Torsten Henke (41): Ja, danke. Ich soll mich noch schonen, bin aber auf dem Wege der Besserung.

Zum Spiel beim GSK. Hafo.de war mit zwei Redakteuren vor Ort: Der Fußball, der geboten wurde, hätte sicher keiner großen Worte bedurft. Aber was ist dann passiert?
Stimmt, das war kein gutes Spiel. Es war ein Derby, aber es war eigentlich recht fair bis auf ein paar Nickligkeiten. Die Zweikämpfe waren aber im Rahmen, und es gab keine bösen Fouls. Aber über das, was dann passiert ist, bin ich enttäuscht und traurig.
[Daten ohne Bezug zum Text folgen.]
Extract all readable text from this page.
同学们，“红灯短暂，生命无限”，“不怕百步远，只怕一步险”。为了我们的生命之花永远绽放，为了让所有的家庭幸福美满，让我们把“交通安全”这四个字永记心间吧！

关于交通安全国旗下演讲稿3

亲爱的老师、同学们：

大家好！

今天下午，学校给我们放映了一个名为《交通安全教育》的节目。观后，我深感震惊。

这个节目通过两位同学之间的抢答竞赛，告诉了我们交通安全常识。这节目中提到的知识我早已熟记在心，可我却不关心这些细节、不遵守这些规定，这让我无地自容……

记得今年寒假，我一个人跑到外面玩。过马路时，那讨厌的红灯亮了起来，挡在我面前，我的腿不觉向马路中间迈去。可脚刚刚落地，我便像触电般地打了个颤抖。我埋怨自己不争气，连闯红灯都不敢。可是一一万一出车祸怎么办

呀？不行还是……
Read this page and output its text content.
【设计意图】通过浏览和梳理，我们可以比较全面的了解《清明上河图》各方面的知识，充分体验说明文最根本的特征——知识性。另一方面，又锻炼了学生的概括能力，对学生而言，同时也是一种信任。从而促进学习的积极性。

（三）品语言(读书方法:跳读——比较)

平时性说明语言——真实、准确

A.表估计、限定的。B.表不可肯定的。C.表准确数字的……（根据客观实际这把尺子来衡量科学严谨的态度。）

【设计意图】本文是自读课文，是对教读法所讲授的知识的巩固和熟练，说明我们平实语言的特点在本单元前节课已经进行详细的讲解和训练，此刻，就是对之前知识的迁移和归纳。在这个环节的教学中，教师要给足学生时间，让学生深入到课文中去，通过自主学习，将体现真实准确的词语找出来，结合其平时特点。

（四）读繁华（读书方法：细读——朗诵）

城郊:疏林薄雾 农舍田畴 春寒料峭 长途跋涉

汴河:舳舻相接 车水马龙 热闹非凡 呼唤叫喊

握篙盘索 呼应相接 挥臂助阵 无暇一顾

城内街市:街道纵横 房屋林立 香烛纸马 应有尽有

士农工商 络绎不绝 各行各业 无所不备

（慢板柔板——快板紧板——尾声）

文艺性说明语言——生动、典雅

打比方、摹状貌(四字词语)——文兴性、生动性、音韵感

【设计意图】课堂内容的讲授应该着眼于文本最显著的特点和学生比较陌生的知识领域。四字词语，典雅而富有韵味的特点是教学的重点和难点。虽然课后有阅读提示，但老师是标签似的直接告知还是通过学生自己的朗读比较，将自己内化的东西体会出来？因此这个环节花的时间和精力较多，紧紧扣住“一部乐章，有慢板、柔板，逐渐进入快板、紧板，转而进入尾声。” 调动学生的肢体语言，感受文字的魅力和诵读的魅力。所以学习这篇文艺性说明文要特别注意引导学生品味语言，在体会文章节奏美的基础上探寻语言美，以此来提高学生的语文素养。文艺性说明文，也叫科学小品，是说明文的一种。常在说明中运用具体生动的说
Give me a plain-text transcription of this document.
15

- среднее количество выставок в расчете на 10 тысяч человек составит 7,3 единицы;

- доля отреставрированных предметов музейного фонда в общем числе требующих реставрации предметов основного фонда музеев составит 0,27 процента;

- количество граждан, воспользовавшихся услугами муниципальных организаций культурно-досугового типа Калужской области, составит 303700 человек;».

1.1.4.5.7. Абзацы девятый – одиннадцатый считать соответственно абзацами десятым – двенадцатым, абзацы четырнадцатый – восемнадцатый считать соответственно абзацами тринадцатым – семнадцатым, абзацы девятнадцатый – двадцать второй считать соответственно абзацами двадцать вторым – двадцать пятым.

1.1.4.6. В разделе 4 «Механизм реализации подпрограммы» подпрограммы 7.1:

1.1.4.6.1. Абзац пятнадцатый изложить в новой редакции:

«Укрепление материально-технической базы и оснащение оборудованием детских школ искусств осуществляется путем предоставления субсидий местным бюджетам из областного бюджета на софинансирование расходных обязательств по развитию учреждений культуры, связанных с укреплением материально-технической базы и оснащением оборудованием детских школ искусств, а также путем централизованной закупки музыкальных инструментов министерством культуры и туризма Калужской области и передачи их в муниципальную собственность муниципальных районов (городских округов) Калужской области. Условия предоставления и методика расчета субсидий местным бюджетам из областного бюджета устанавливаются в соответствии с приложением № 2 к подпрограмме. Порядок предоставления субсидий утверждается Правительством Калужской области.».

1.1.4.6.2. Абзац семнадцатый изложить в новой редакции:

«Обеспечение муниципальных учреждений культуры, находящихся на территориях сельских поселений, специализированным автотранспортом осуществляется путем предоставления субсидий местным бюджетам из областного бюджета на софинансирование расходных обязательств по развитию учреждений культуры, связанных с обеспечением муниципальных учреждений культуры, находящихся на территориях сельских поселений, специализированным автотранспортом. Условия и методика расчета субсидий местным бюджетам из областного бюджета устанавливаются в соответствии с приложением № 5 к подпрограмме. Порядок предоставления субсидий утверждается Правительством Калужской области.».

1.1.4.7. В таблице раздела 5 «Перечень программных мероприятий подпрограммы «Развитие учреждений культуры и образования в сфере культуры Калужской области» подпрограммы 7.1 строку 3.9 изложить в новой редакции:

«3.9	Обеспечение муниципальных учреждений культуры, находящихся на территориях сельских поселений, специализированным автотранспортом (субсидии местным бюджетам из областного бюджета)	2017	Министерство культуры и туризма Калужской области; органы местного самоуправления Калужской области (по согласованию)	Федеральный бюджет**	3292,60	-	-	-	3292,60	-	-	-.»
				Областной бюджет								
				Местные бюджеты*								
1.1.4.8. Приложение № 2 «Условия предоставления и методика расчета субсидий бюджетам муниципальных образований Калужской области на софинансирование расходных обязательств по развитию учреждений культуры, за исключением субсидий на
Ich habe mir viele Gedanken gemacht und konnte kaum schlafen. Ich habe dann um 5 Uhr morgens den Artikel für unsere Stadionzeitung geschrieben und dieser Geschichte nur zwei Sätze gewidmet. Ich möchte da gar nicht lange drüber nachdenken, weil es so traurig ist. Das alles ist durch nichts zu entschuldigen!

Die wichtigste Frage: Ist jemand verletzt worden?
Nein, von uns ist niemand körperlich zu Schaden gekommen. Die Aggressionen richteten sich ja auch vor allem gegen den Schiedsrichter.

War der Polizeieinsatz notwendig? Wurde jemand vom SVCN körperlich bedroht?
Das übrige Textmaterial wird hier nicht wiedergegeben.